Bab 12

16 1 0
                                    

" Raniaaa (2) "

Kringg, kringg..

Alarm memberi kode untuk aku dan Rania supaya membuka mata melihat dunia. Kipas angin berputar semalaman. Pantas saja tubuh ku sedingin es. Rania tak bergerak sedikitpun. Rambutnya yang tak terlalu panjang itu menutupi setengah wajah manisnya. Ia masih tertidur pulas.

"Ran, bangunn! Udah jam lima!" teriak pelanku sesekali mengoyangkan lengan tangannya.

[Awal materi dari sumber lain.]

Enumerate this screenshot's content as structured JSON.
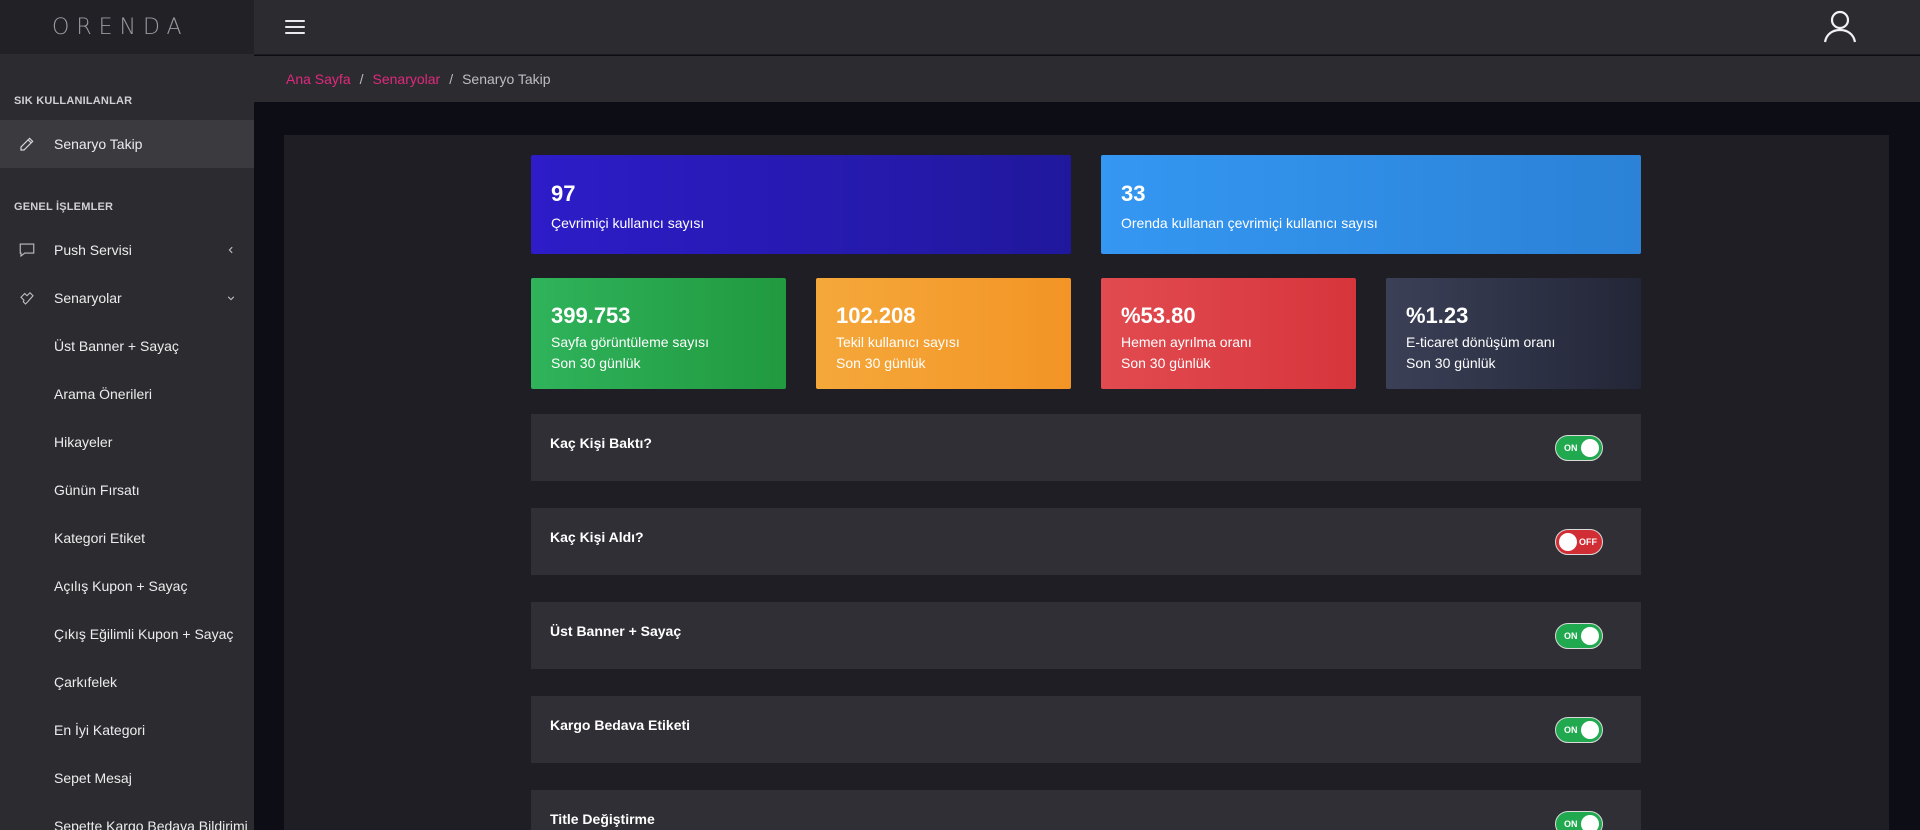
{
  "brand": {
    "logo_text": "ORENDA"
  },
  "sidebar": {
    "section_frequent": "SIK KULLANILANLAR",
    "frequent_items": [
      {
        "label": "Senaryo Takip",
        "icon": "pencil-icon"
      }
    ],
    "section_general": "GENEL İŞLEMLER",
    "general_items": [
      {
        "label": "Push Servisi",
        "icon": "comment-icon",
        "chevron": "chevron-left-icon"
      },
      {
        "label": "Senaryolar",
        "icon": "hand-icon",
        "chevron": "chevron-down-icon"
      }
    ],
    "sub_items": [
      {
        "label": "Üst Banner + Sayaç"
      },
      {
        "label": "Arama Önerileri"
      },
      {
        "label": "Hikayeler"
      },
      {
        "label": "Günün Fırsatı"
      },
      {
        "label": "Kategori Etiket"
      },
      {
        "label": "Açılış Kupon + Sayaç"
      },
      {
        "label": "Çıkış Eğilimli Kupon + Sayaç"
      },
      {
        "label": "Çarkıfelek"
      },
      {
        "label": "En İyi Kategori"
      },
      {
        "label": "Sepet Mesaj"
      },
      {
        "label": "Sepette Kargo Bedava Bildirimi"
      }
    ]
  },
  "breadcrumb": {
    "home": "Ana Sayfa",
    "separator": "/",
    "parent": "Senaryolar",
    "current": "Senaryo Takip"
  },
  "stats": {
    "online_users": {
      "value": "97",
      "label": "Çevrimiçi kullanıcı sayısı"
    },
    "orenda_online_users": {
      "value": "33",
      "label": "Orenda kullanan çevrimiçi kullanıcı sayısı"
    },
    "page_views": {
      "value": "399.753",
      "label": "Sayfa görüntüleme sayısı",
      "period": "Son 30 günlük"
    },
    "unique_users": {
      "value": "102.208",
      "label": "Tekil kullanıcı sayısı",
      "period": "Son 30 günlük"
    },
    "bounce_rate": {
      "value": "%53.80",
      "label": "Hemen ayrılma oranı",
      "period": "Son 30 günlük"
    },
    "conversion_rate": {
      "value": "%1.23",
      "label": "E-ticaret dönüşüm oranı",
      "period": "Son 30 günlük"
    }
  },
  "scenarios": [
    {
      "title": "Kaç Kişi Baktı?",
      "state": "ON",
      "enabled": true
    },
    {
      "title": "Kaç Kişi Aldı?",
      "state": "OFF",
      "enabled": false
    },
    {
      "title": "Üst Banner + Sayaç",
      "state": "ON",
      "enabled": true
    },
    {
      "title": "Kargo Bedava Etiketi",
      "state": "ON",
      "enabled": true
    },
    {
      "title": "Title Değiştirme",
      "state": "ON",
      "enabled": true
    }
  ],
  "colors": {
    "accent_link": "#e0287e",
    "toggle_on": "#21a94f",
    "toggle_off": "#d02e34",
    "card_purple": "#2d1cc8",
    "card_blue": "#3497f2",
    "card_green": "#2fb35b",
    "card_orange": "#f5a83a",
    "card_red": "#e14b50",
    "card_navy": "#3b4057"
  }
}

"Emm, iya iya!" suaranya melemas.

"Ayo!! Sholat subuh!"

Sedikit agak berat memang bagi Rania, terbangun dari sang mimpi lalu menyentuh air. Tapi, sebagai seorang sahabat apa salahnya aku mengajak sesuatu yang baik? So, never give up! Let's try again!

"Ran, cepetan!"

"Iya.. Iya!" akhirnya Rania merelakan juga memutus rantaian mimpinya.

Bibir ini rasanya tak ingin berhenti tersenyum. Aku pikir inilah arti persahabatan sesungguhnya, tak akan selamanya selalu mulus. Pasti akan ada saja sedikit goncangan,  yang tak lain adalah vitamin penguat untuk ke depannya.

Pagi ini oksigen masih jernih. Sentuhan air bening membuat hari semakin semangat. Ku kenakan plat shoes berwarna pink diatas sofa depan kamar Rania dan meraih tas bersiap berangkat ke kampus.

"Ma, aku sama Ayyara jajan buburnya Mang Asep aja yaa!" teriak Rania dari dalam kamar.

"Ehh, disini aja atuh yang gratis, pagi-pagi udah jajan" jawab Mama Rania.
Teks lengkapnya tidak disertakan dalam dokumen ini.